Use high-level modularization
Status: accepted
Deciders: sdruskat, juckel, knodel, poikilotherm, led02
Date: 2022-03-07
Context and Problem Statement
We want to support arbitrary recombination of modules from the workflows. There are at least four levels of architecture where modularization can be achieved:
Workflow level: Running workflows
Application level: Organizing the single workflow pipelines
Pipeline level: Combining processing steps within a single domain (i.e., harvesting, processing, deposition, post-processing)
Processing step level: A single data retrieval or transformation step
Decision Drivers
Reusability
Domain-driven design
Clean architecture
Considered Options
Meta CLI application with modularized independent steps
One application per pipeline
One application per processing step
Decision Outcome
Chosen option: “Meta application with modularized independent steps”, because Modularity, reusability and configurability can be achieved in a meta (“runner”) application that call the single pipelines. Provides a unified user interface.
Positive Consequences
Good practice
High SOC
Enables strongly domain-driven design
Ease of maintenance for single steps
Simple mocking of steps (I=O)
Negative Consequences
Engineering overhead (many projects)
Needs strictly defined interfaces for data exchange
Pros and Cons of the Options
Meta CLI application with modularized independent steps
A single application that provides access to at least the pipeline steps
Good, because Everything in one place, one language, one ecosystem
Good, because Less need for highly formalized internal interchange format or serialization
Bad, because More monolithic than the other architectures
One application per pipeline
Each of the four pipelines has its own application package.

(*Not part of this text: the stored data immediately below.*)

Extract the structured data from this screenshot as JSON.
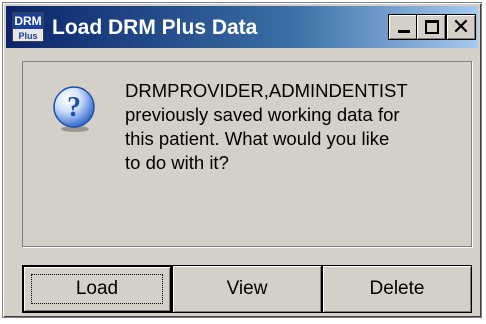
{
  "window": {
    "title": "Load DRM Plus Data",
    "icon_top": "DRM",
    "icon_bottom": "Plus"
  },
  "titlebar_controls": {
    "minimize": "minimize-icon",
    "maximize": "maximize-icon",
    "close": "close-icon"
  },
  "message": {
    "icon": "question-icon",
    "lines": [
      "DRMPROVIDER,ADMINDENTIST",
      "previously saved working data for",
      "this patient.  What would you like",
      "to do with it?"
    ]
  },
  "buttons": {
    "load": "Load",
    "view": "View",
    "delete": "Delete"
  },
  "colors": {
    "dialog_bg": "#d4d0c8",
    "title_start": "#0a246a",
    "title_end": "#a6caf0",
    "question_blue": "#1f4fa8"
  }
}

Data is interchanged through a common interface/interchange format.
Good, because Clear separation of pipeline domains
Good, because Easy to assemble workflow
Bad, because May be internally too monolithic to reuse specific steps
One application per processing step
Each processing step has its own application
Good, because Maximal modularization and reusability/reconfigurability
Bad, because Engineering overhead (many projects instead of a few)